Mayerling incident

48°02′49″N 16°05′54″E / 48.04694°N 16.09833°E / 48.04694; 16.09833

Crown Prince Rudolf and Mary Freiin von Vetsera
Imperial hunting lodge at Mayerling

The Mayerling incident is the series of events surrounding the apparent murder–suicide pact of Rudolf, Crown Prince of Austria, and his lover, baroness Mary Vetsera. They were found dead on 30 January 1889 in an imperial hunting lodge in Mayerling. Rudolf, who was married to Princess Stéphanie of Belgium, was the only son of Emperor Franz Joseph and Empress Elisabeth, and was heir apparent to the throne of Austria-Hungary.

Rudolf's mistress was the daughter of Albin von Vetsera, a diplomat at the Austrian court.

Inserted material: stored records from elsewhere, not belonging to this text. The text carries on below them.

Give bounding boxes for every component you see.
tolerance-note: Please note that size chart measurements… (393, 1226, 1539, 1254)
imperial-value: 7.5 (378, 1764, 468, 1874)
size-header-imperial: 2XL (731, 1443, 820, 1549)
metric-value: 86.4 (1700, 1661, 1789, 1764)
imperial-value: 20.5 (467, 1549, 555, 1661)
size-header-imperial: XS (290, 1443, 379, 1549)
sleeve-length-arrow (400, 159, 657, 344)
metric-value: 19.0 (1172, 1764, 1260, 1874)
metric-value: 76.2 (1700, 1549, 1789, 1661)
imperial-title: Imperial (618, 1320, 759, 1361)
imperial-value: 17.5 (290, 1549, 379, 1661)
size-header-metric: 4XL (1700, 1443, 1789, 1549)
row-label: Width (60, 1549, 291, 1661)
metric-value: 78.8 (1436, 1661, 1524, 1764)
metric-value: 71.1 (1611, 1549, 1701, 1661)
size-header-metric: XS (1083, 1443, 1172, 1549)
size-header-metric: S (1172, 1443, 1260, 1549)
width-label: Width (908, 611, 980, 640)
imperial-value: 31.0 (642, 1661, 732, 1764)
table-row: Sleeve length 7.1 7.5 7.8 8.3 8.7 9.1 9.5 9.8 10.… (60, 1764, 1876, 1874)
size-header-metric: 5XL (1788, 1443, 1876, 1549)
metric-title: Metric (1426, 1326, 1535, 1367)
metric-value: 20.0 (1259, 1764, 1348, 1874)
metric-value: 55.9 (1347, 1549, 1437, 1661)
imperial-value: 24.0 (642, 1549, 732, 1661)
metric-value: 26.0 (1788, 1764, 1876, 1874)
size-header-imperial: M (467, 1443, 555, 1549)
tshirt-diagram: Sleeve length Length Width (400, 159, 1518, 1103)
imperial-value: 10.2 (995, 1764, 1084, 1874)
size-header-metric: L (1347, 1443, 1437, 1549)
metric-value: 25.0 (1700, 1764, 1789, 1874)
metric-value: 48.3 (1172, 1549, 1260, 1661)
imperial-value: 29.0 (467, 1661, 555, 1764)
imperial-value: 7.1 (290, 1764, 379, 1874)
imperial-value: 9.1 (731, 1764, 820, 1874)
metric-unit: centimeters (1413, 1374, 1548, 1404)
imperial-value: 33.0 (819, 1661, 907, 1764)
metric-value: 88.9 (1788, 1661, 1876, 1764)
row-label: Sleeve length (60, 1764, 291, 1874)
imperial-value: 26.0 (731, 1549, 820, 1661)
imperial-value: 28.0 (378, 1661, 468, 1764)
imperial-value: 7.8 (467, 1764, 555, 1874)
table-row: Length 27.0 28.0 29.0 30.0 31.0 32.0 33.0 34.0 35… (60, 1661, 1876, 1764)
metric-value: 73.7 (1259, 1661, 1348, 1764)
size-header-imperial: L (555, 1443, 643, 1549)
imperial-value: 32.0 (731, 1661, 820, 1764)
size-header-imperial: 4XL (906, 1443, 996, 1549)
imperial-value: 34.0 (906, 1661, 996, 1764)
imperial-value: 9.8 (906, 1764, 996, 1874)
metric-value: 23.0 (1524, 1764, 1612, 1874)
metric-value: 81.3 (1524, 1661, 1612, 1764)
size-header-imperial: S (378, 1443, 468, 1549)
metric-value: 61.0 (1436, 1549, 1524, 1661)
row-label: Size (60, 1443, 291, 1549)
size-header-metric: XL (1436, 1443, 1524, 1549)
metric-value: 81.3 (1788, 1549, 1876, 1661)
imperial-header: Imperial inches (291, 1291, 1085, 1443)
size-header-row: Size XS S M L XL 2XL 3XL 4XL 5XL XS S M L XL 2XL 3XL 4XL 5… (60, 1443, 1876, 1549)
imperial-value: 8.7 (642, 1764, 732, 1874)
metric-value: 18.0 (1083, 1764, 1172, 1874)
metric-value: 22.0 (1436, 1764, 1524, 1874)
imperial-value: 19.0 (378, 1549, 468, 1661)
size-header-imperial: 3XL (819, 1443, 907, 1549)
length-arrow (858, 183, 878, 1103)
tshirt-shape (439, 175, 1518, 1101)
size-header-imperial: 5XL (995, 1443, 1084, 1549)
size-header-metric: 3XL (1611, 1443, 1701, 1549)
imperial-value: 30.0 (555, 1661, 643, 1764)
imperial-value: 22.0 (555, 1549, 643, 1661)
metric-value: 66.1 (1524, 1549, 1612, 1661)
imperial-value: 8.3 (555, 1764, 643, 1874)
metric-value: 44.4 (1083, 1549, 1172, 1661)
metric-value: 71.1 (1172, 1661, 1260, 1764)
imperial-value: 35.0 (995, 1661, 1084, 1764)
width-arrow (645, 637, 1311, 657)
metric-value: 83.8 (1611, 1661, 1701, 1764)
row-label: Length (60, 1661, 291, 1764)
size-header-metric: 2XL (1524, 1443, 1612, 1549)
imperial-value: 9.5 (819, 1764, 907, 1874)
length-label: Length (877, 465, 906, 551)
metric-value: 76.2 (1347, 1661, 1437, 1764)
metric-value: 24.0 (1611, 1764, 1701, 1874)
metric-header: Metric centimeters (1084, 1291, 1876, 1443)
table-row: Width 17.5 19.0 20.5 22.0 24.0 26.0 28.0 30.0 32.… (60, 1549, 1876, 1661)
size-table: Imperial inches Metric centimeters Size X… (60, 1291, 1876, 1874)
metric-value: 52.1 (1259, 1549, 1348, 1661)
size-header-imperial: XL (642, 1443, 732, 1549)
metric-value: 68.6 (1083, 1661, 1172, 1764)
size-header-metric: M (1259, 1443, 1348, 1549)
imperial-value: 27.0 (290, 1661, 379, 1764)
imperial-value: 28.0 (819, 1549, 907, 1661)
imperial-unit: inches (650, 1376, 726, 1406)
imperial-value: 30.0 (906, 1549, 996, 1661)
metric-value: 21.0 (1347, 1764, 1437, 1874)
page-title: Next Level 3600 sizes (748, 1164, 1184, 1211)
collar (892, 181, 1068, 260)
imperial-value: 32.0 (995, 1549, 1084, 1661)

Albin had been created a Freiherr (Baron) in 1870. The bodies of the 30-year-old Rudolf and the 17-year-old Mary were discovered in the Imperial hunting lodge at Mayerling in the Vienna Woods, 26.6 kilometres (16.5 mi) southwest of the capital, on the morning of 30 January 1889.[1]

The death of the Crown Prince interrupted the security inherent in the direct line of Habsburg dynastic succession. As Rudolf had no son, the succession passed to Franz Joseph's brother, Archduke Karl Ludwig, and his eldest son, Archduke Franz Ferdinand.[1]

This destabilisation endangered the growing reconciliation between the Austrian and Hungarian factions of the empire. Succeeding developments led to the assassination of Archduke Franz Ferdinand and his wife Sophie by Gavrilo Princip, a Yugoslav nationalist and ethnic Serb, at Sarajevo in June 1914, and the July Crisis that led to the start of the First World War.[2]

  1. ^ a b Palmer, A. Twilight of the Habsburgs: The Life and Times of Emperor Francis Joseph. Atlantic Monthly Press. pp. 246–253
  2. ^ Spitznagel, Mark (2013). The Dao of Capital: Austrian Investing in a Distorted World. John Wiley & Sons. p. 95. ISBN 9781118416679.